Too often, we overlook the importance of working out a plan of communication with our spouse, business partner, or buddy, prior to being involved in a deadly situation. In the heat of the moment, as we try to communicate our response, or coordinate the defense, we can often be misunderstood.
Some years ago, a training officer and his rookie were on their way to the jail with a mouthy drunk. Now, this was in the days before squad cars had cages, so the drunk was cuffed behind his back and sitting in the back seat of the patrol car. Getting fed up with the drunk’s jabbering, the training officer said, “If you don’t shut up, my partner here is going to smack you.”
Well, the drunk paused for a little bit, but then, as drunks will do, he started in mouthing again. Whereupon, the rookie reached over the back seat and hit him right in the mouth.
After the drunk was placed in a cell, the training officer asked the rookie why he had hit a handcuffed prisoner. “Well, you told him I was going to do it and I wasn’t about to make you out a liar.”
Most of my time as an officer I worked by myself. However, when I did have a partner riding with me I told him that I had no intention of giving up my gun for any reason. I told him that when he heard me agreeing with the suspect and saying that I would drop my gun, that was the clue to my partner that I was about to draw and start shooting.
The point is to develop a system of words, and even sign language, that lets your partner know what you are about to do. And this needs to be worked out before you are faced with a deadly situation. You work the system out between you, develop it, and even practice it, so that both of you have a clear understanding of what is actually being said or signaled.
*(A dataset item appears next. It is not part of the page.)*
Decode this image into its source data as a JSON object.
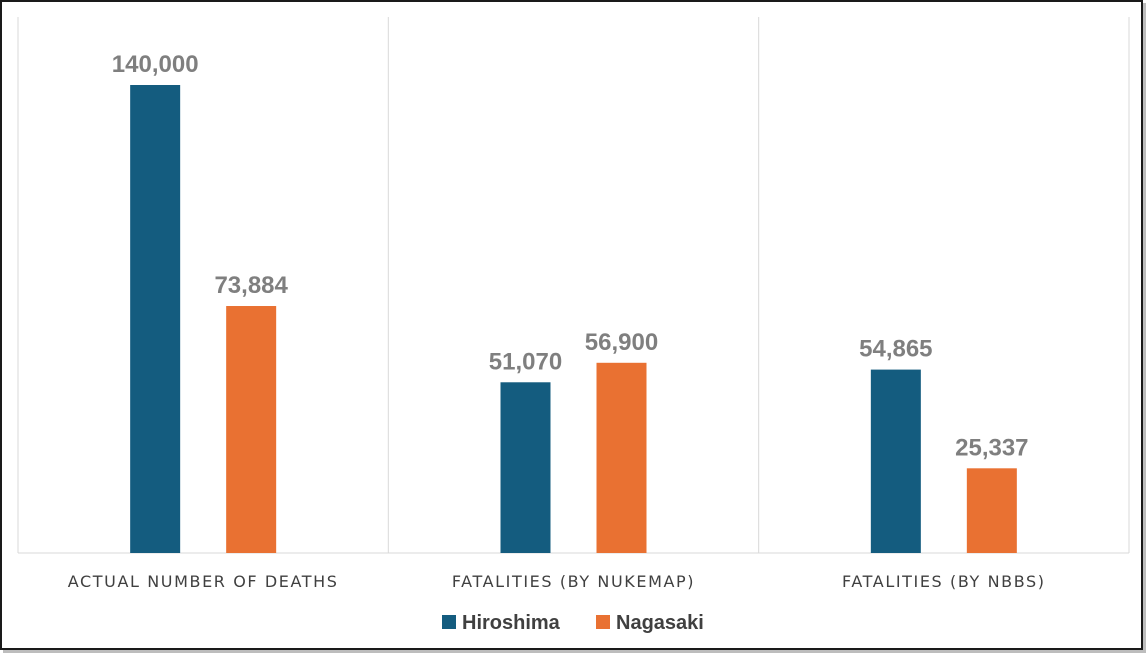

Some years ago, in Phoenix, a couple ran a business. The wife generally waited on customers and the husband spent most of his time in the office with paperwork. When the woman was confronted by an armed robber, she told him that her husband had all the money in the office. As they neared the door of the office, she said, “Cowboy, there is a man here to see you.” When the armed robber stepped into the office, the husband shot him dead. Calling her husband “cowboy” was the signal that she was being held at gunpoint.
Don’t wait until you are looking down a gun muzzle to expect words and signals to be an effective part of your defense plan. When the plan is made ahead of time, it can be an effective part of your personal defense. It can mean the difference between life and death.